Security risk (?): Backticks in descriptions are attempted to eval!
Enrico2 opened this issue · 3 comments
We had a description defined like this with backticks:
description = "Runs dbmigrator --migrate on database started by `run-db-local` (eg via `:db:local:run`)."
Then in bash, I did
gradle :db:migrations[tab]
and saw:
$ gradle :db:migrations:-bash: run-db-local: command not found
-bash: :db:local:run: command not found
-bash: run-db-local: command not found
-bash: :db:local:run: command not found
Seems like this could be some attack vector, where a description could contain some malicious bash command.
Could the problem be here?
gradle-completion/gradle-completion.bash
Lines 204 to 208 in 5c863bf
IIUC that filters text like
assemble - Assembles the outputs of this project.
bar:assemble - Assembles the outputs of this project.
:bar:assemble - Assembles the outputs of this project.
foo:assemble - Assembles the outputs of this project.
:foo:assemble - Assembles the outputs of this project
by prefix.
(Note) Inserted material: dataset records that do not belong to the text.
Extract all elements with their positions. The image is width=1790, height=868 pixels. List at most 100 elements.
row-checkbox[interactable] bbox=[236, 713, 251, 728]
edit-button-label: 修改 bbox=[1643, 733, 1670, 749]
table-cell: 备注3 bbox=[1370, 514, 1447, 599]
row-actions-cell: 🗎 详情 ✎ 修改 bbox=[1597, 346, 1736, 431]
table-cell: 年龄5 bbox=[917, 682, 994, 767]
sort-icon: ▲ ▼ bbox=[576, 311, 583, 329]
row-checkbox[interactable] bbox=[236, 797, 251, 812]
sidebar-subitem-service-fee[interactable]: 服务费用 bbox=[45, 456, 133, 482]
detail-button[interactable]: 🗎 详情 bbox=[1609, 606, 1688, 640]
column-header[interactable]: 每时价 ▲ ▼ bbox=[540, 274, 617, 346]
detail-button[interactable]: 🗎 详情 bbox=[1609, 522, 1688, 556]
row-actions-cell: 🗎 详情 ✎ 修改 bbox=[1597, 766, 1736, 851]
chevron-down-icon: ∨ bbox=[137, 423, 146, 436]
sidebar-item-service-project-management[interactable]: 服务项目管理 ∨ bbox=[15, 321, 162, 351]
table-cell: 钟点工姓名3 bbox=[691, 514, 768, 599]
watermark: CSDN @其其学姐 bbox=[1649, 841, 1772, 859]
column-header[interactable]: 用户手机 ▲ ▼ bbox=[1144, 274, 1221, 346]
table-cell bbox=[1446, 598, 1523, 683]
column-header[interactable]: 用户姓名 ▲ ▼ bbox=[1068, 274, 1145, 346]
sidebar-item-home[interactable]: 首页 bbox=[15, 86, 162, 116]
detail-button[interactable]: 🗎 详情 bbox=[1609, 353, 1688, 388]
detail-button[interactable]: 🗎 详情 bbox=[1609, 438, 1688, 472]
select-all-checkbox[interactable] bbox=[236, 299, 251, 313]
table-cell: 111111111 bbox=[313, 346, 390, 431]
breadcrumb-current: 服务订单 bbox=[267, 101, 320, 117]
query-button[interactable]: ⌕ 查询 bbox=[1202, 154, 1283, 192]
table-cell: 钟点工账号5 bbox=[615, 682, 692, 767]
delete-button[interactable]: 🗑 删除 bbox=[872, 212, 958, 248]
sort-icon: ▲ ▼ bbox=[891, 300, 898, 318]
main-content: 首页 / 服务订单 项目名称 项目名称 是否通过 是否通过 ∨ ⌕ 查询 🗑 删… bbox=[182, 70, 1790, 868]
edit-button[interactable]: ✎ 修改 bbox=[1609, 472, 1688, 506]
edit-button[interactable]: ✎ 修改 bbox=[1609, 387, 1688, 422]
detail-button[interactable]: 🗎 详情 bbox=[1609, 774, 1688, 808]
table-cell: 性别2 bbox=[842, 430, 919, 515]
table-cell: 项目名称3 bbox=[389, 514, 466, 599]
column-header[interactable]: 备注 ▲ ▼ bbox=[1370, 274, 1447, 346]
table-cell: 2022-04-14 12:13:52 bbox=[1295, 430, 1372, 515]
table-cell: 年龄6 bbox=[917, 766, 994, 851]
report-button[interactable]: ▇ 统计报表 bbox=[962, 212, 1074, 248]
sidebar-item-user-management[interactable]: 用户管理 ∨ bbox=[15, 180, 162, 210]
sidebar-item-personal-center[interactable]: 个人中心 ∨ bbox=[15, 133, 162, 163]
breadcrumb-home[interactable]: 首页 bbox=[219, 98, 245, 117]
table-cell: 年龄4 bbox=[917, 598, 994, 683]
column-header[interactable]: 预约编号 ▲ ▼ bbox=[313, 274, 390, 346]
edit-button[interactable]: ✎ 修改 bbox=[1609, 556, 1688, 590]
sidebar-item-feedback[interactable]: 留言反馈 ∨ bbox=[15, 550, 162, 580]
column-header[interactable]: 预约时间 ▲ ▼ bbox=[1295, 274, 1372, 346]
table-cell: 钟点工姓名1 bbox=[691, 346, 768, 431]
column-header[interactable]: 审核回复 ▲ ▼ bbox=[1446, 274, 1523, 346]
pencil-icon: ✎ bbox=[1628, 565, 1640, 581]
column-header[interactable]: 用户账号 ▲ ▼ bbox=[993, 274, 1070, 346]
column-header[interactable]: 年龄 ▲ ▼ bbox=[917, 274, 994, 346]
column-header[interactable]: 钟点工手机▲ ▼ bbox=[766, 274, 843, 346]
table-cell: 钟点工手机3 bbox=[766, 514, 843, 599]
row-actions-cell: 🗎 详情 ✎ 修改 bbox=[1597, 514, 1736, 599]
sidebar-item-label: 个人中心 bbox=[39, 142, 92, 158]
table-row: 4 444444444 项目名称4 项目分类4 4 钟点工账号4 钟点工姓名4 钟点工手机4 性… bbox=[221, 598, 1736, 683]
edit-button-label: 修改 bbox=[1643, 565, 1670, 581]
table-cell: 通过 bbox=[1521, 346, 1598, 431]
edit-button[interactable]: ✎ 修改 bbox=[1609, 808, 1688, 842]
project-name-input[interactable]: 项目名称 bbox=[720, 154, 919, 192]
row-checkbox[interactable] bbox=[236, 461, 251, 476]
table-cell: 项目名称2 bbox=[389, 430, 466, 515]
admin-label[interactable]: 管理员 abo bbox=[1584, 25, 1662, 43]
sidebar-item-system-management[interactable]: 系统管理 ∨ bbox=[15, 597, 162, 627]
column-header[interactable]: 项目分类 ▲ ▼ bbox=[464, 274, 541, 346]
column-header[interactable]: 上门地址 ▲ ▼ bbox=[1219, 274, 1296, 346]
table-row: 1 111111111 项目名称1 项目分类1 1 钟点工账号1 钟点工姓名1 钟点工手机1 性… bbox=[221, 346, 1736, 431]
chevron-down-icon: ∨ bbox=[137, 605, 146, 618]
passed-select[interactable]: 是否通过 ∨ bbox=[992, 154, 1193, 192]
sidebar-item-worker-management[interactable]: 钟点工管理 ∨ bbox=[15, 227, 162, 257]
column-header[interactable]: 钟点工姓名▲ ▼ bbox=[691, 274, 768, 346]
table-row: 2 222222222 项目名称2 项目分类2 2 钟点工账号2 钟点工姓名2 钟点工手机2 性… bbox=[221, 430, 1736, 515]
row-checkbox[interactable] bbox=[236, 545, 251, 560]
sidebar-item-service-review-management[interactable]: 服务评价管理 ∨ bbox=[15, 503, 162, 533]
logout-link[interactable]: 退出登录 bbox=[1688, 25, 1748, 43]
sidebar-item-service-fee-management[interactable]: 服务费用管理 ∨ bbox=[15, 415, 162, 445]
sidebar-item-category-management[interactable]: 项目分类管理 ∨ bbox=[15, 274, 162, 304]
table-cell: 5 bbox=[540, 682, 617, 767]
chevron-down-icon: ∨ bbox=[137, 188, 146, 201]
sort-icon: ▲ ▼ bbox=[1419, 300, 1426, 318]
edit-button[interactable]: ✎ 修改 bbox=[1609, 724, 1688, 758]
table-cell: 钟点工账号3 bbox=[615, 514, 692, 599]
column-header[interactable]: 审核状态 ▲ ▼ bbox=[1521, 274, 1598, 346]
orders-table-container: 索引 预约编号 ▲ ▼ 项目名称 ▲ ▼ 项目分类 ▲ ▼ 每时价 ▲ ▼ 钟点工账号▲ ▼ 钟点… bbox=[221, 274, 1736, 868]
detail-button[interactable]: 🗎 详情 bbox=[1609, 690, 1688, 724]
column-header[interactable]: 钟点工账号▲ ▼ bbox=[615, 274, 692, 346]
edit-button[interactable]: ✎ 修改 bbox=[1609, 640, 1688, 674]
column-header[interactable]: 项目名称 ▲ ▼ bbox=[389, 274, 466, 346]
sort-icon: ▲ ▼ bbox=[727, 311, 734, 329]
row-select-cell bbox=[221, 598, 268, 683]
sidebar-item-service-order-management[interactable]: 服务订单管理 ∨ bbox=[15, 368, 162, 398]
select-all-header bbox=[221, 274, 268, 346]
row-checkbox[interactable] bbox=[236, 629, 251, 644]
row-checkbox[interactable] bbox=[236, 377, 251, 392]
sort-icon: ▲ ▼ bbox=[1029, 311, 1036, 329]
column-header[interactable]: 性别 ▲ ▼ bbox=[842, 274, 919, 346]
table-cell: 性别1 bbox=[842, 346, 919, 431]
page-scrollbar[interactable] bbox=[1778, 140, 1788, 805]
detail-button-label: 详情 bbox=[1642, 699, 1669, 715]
Since it does
$( grep ... )
instead of
"$( grep ... )"
expansion may evaluate shell meta-characters.
My bash is kind of weak right now though.
Ahhh I see these things in my prompt for month now and I finally figured out this.
The gradle plugin for building IntelliJ plugin have multiple tasks that includes backticks so I get this
./gradlew -bash: robot-server: command not found
-bash: robot-server: command not found
-bash: plugin.xml: command not found
-bash: plugin.xml: command not found
-bash: plugin.xml: command not found
-bash: plugin.xml: command not found
It comes from the following tasks descriptions
downloadRobotServerPlugin - Download
robot-server
plugin.
and
patchPluginXml - Patches
plugin.xml
files with values provided to the task.